A leading independent software platform that enables brands and agencies to plan, buy, measure and optimize their global advertising wanted to improve transparency by leveraging real-time user data across television, video, display, mobile, social and other brand advertising initiatives. This requires an ability to process information to identify trends and gain insights quickly.
While, venturing into an unknown terrain is risky.
It also brings good fortunes.
We began this project when the Hadoop ecosystem was still in infancy. Every visitor was identified as new or returning from the http queries during batch processing Hadoop jobs. Oozie was still in its early stage and there was a homegrown workflow engine for troubleshooting that ran into distributed computing issues in lock management and scheduling. The project involved managing 500 servers spread over 4 regions. In the performance troubleshooting of serialization and compression layers, the Ints, Longs and Collections in Java introduce significant size overheads unless handled at job design.
Sky is the limit.
Even when technology is not on your side.

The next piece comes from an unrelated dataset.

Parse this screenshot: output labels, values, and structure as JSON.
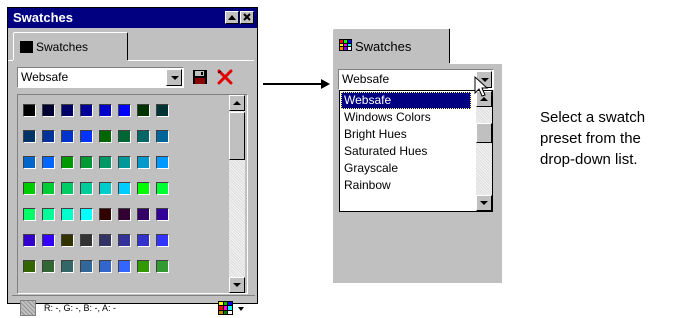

As the stability and performance issues were solved, engagement reports were published at higher frequencies, micro trends could be measured and used in targeting. For example, a tweet can cause one of the topics to be more searched that makes some inventories hotter than others which is important information for ad targeting.
If the same information is available at a later period, leveraging it may not be as effective as the trends may be short-lived. This translated into customer success with some of the key adopters of the platform especially in the impact and reach reports for advertisers.